Labour shortages in agriculture,
a hurdle for our food autonomy
In the agricultural sector, the labour shortage is increasing year after year. In Canada, more than 60,000 foreign workers worked in that sector in 2021 to try to fill the need for labour, an increase of 12% compared to the previous year despite the restrictions imposed by the pandemic. In Québec, the Union des Producteurs Agricoles de la Mauricie indicated that over the past three years, the use of foreign labour has increased by 40% and estimates that 20,000 additional workers will be needed over the next 10 years. This situation is exacerbated by multiple factors, the most significant of which are the local population’s growing lack of interest in working in the fields and an aging farming population. In addition, the transition from traditional to organic production increases labor requirements by at least 2X depending on the crop. These factors threaten not only profitability, but also the survival of many farming operations, especially when considering the increased costs of production resulting from inflation and fertilizer supply issues.
Automation can be effective in supporting farm operations and boosting productivity. Automated agricultural systems help alleviate the pressure of labor shortages by automating mundane tasks and allow skilled workers to perform important tasks. Autonomous tractors are the first examples of replacing multiple workers for field work.
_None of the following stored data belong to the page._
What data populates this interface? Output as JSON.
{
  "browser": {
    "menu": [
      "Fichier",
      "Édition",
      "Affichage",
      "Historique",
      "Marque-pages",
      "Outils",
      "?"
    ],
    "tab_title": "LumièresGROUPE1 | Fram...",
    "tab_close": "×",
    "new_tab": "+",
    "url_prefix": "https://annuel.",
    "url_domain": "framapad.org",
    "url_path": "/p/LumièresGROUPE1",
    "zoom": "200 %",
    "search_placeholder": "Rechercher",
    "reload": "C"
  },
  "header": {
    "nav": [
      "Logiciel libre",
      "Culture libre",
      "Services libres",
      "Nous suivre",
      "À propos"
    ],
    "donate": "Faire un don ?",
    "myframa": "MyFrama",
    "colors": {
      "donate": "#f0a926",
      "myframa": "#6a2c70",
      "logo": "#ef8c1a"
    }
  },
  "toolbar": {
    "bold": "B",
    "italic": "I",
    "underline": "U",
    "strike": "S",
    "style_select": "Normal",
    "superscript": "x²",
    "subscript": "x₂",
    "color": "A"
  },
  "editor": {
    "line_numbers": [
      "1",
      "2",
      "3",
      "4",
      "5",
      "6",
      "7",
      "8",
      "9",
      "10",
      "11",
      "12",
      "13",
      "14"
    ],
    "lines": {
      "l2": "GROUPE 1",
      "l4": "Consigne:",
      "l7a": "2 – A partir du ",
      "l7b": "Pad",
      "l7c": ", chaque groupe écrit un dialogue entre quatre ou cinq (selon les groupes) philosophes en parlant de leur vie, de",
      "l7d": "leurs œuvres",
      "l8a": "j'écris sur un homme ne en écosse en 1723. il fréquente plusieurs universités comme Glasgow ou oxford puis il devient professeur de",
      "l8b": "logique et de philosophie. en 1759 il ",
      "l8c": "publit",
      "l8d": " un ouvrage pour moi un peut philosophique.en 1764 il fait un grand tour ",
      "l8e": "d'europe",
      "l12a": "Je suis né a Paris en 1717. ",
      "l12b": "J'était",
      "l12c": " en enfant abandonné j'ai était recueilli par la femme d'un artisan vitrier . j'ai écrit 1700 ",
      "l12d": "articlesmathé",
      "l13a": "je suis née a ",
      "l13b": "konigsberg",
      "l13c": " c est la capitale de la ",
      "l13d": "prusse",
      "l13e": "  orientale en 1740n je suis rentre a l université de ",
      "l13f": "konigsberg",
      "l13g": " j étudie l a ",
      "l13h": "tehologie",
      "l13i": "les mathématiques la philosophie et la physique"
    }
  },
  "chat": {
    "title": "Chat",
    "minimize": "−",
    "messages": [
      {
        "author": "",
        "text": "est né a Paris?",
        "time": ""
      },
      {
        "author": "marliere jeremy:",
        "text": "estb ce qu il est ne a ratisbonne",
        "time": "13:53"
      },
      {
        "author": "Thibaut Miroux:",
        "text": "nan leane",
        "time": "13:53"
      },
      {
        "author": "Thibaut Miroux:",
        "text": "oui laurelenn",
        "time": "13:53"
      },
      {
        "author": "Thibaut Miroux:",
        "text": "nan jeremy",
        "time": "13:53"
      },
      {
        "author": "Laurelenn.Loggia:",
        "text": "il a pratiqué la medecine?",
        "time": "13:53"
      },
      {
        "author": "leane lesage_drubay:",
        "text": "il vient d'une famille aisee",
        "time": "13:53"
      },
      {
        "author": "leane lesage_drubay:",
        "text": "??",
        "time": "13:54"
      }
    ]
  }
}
A recent report by the Western Growers Association highlighted the combined effects of labor shortages, rising costs and the adverse impacts of climate change that farmers are facing today to drive the need for innovation in this sector. As a result, global demand for agricultural robots is growing annually by 19% and will increase from US$6.3 billion to US$18 billion by 2027. The Mixing Bowl and Better Food Ventures with the support of the University of California have identified nearly 250 companies in the United States that are automating various agricultural tasks both outdoors for harvesting and indoors for production operations. The details of the publication can be found here.
Among these, only one Québec-based company, Nexus Robotics, is developing an autonomous robotic platform that eliminates weeds and reduces the use of herbicides. Operating 24/7, the Nexus Robotics robot reduces the need for labor and ultimately increases crop productivity.
The development and commercialization of innovative technologies for the automation of agricultural operations is at the heart of efforts to address some of the problems faced by agricultural producers. Supporting companies in the AgTech sector is an integral part of the Ecofuel Fund’s mission.